According to Dr. Joy, the difference isn’t how intense the thought feels—it’s whether it offers direction or delivers shame. Healthy reflection is actionable. It helps you adjust. Imposter-driven criticism is identity-based. It doesn’t offer a next step. It questions who you are.

“If the internal voice is specific and actionable, it’s growth-oriented,” Dr. Joy explains. “If it’s global and shaming, that’s fear attempting to protect you from risk.” When you learn to distinguish between the two, you can choose which voice gets authority.

Remember: the goal isn’t to eliminate your inner critic. It’s to strengthen the voice that can take in feedback without turning it into self-rejection. Over time, that practice becomes self-trust.

Simple Practices That Help You Feel More Grounded

If imposter syndrome is a stress response, grounding becomes part of the solution. The goal is to help your body feel safe enough to believe it.

Dr. Joy recommends small, repeatable rituals that interrupt the stress cycle and reinforce competence:

  • Before a meeting or high-stakes moment: Place both feet flat on the floor. Lengthen your spine. Take a slow exhale longer than your inhale. Let one hand rest on your sternum. This signals safety before you speak.
  • After a win: Pause long enough for your body to register it. Many women mentally move on from success without integrating it. Stay with the feeling for a few breaths instead of immediately scanning for what’s next.
  • Keep an “evidence list”: At the end of the day, write down three specific actions that demonstrated skill and expertise—not outcomes, but effort. This could look like an email you sent, a boundary you held, or an idea you shared.
  • Adjust your posture when doubt rises: Lengthen your spine. Broaden your collarbones. Take up space. Your posture feeds back into how safe and capable you feel.
  • Stop softening your voice unnecessarily: Notice when you over-explain or dilute your statements. Practice letting your words land.

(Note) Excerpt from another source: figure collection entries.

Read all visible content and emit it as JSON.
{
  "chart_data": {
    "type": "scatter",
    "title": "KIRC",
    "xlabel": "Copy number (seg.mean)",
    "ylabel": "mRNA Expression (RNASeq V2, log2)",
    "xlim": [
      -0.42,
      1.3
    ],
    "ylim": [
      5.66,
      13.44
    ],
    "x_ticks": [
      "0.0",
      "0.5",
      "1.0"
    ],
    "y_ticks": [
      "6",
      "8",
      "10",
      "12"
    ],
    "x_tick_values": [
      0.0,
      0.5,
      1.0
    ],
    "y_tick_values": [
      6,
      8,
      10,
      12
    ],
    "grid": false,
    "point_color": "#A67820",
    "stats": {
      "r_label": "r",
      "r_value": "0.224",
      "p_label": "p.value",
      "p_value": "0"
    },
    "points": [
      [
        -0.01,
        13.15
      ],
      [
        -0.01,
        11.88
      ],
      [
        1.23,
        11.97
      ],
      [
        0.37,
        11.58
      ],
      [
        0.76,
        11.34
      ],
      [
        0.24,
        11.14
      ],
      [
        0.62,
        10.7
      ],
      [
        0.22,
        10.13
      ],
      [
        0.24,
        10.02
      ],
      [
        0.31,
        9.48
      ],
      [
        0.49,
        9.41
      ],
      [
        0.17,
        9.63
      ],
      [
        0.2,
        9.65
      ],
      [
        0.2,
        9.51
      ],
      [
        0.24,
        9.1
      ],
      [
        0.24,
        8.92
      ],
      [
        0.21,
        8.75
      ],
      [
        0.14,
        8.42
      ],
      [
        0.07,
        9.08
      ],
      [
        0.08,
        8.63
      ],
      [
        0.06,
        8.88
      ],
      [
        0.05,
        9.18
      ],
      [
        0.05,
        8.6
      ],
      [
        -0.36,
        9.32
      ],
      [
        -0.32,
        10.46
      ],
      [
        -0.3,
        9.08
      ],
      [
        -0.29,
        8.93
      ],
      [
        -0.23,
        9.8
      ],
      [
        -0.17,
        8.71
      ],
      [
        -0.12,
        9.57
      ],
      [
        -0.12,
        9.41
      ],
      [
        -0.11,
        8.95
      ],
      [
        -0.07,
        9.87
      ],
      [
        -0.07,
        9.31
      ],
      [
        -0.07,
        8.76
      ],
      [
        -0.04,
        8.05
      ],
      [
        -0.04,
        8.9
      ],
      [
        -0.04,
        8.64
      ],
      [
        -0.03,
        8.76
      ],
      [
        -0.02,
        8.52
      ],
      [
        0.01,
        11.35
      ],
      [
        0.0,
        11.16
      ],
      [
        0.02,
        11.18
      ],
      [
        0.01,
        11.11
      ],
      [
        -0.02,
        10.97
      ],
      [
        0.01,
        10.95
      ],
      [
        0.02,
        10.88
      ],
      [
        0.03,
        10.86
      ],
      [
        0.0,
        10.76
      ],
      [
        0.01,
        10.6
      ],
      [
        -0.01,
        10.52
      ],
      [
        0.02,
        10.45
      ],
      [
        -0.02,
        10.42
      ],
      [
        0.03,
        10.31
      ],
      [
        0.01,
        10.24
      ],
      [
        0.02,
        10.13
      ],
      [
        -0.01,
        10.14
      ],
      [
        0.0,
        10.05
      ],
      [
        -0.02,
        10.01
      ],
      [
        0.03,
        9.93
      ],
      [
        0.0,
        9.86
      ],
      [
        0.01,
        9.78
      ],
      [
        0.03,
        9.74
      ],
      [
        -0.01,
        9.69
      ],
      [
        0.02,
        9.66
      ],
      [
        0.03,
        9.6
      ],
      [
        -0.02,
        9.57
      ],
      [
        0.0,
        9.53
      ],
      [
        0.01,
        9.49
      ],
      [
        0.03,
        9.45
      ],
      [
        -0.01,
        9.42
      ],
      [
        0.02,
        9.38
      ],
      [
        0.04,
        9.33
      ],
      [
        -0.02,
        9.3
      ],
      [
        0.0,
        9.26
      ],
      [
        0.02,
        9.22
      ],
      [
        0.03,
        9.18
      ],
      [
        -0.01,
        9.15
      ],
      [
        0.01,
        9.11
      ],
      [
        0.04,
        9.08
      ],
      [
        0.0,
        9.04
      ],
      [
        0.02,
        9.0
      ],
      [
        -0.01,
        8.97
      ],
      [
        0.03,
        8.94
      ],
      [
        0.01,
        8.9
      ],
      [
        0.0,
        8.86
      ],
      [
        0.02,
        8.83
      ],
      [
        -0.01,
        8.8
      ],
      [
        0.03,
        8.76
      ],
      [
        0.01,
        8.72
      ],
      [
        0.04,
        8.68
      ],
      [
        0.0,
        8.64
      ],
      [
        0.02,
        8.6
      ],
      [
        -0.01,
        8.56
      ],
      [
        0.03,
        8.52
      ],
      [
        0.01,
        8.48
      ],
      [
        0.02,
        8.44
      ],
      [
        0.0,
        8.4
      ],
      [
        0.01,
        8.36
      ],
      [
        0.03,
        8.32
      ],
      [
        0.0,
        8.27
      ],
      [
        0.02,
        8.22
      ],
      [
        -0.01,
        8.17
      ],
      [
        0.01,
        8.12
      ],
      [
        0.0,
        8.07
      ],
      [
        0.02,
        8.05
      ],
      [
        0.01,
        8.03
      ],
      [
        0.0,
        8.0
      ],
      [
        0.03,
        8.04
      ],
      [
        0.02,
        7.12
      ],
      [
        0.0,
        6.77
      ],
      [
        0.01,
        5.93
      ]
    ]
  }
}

You’ll notice that all these practices are small by design. Self-trust builds through repetition, and it doesn’t disappear in one breakthrough moment. It grows through many small ones.

What to Remember When Imposter Syndrome Shows Up

Imposter syndrome doesn’t mean you’re unqualified. It doesn’t mean you’ve slipped into a room you didn’t earn. And it doesn’t mean you’re about to be exposed. Often, it means you’re expanding.

Growth can feel destabilizing before it feels natural. Visibility can feel risky before it feels embodied. Success can outpace your internal sense of self for a while. But when doubt rises, you don’t have to make it disappear. You can notice it, regulate your body, gather evidence, and keep promises to yourself. Let your nervous system adjust to the reality that you are capable of more than what once felt familiar.

Confidence isn’t perfection. It’s the willingness to stay with discomfort while your body adjusts to who you’re becoming. And over time, what once felt like exposure begins to feel like alignment.

This post was last updated on February 25, 2026, to include new insights.